The closure of bank accounts has affected several companies, including Coinmate, a cryptocurrency exchange. The co-founder of Coinmate, Roman Valihrach, understands the bank’s decision, as he believes that banks lack experts in cryptocurrencies and view these markets as too risky. While the closure does not directly impact Coinmate’s operations, Valihrach acknowledges that the situation has led to a less competitive environment. The closure of accounts to all companies in the sector is seen as a significant disruption to the market.

Raiffeisenbank defended its actions by prioritizing maximum caution and security in managing its clients’ finances. However, Marek Kyrsch, the CEO of Anycoin, a cryptocurrency exchange, disagrees, viewing the closure of accounts for all companies in the industry as a significant disruption to the Czech cryptocurrency market. Kyrsch finds it paradoxical that Raiffeisenbank partnered with the Austrian company Bitpanda while virtually destroying the entire industry in the Czech Republic.

Companies such as SatoshiLabs, the popular Trezor hardware wallet creator for storing cryptocurrencies, have also faced obstacles. Although Trezor did not have accounts with Equa Bank, one of its other companies closed its US dollar account without any explanation or opportunity for clarification or defense. The cryptocurrency sector in the Czech Republic has significant growth potential, but industry representatives seek fair conditions, clear legislation, and equal treatment.

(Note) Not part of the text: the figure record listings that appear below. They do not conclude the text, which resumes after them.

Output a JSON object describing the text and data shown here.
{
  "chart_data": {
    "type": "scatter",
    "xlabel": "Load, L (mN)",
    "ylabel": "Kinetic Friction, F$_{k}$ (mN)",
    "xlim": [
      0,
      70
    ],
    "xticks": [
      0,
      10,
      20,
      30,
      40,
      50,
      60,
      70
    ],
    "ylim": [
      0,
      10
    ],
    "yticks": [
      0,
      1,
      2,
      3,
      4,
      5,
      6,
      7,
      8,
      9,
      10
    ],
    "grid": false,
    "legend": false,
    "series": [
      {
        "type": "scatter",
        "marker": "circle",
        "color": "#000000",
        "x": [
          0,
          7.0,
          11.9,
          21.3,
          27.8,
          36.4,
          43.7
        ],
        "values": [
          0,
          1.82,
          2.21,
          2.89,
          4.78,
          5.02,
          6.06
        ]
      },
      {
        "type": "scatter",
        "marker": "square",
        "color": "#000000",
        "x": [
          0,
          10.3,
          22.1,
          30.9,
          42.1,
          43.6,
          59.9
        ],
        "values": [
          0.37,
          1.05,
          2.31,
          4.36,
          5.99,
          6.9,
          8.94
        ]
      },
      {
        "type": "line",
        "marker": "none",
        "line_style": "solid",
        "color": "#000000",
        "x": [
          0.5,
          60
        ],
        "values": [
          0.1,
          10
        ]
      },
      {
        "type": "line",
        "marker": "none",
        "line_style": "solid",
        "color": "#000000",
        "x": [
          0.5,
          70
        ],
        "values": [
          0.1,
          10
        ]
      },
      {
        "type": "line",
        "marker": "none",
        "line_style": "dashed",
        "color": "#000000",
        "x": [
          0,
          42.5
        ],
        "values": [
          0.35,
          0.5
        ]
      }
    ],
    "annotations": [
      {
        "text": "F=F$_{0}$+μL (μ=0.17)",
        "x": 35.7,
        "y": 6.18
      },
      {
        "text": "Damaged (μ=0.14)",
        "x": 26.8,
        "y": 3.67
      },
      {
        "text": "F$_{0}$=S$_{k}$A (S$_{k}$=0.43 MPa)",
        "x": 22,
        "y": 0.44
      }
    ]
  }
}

In response to the unfavorable situation cryptocurrency businesses face, the Czech Cryptocurrency Association (ČKMA) is preparing legal steps to protect the interests of its members. The association is also exploring options for legislative changes that would enable companies in the sector to operate without these difficulties. The ongoing actions and potential legal processes aim to address the discrimination faced by cryptocurrency companies in the Czech Republic.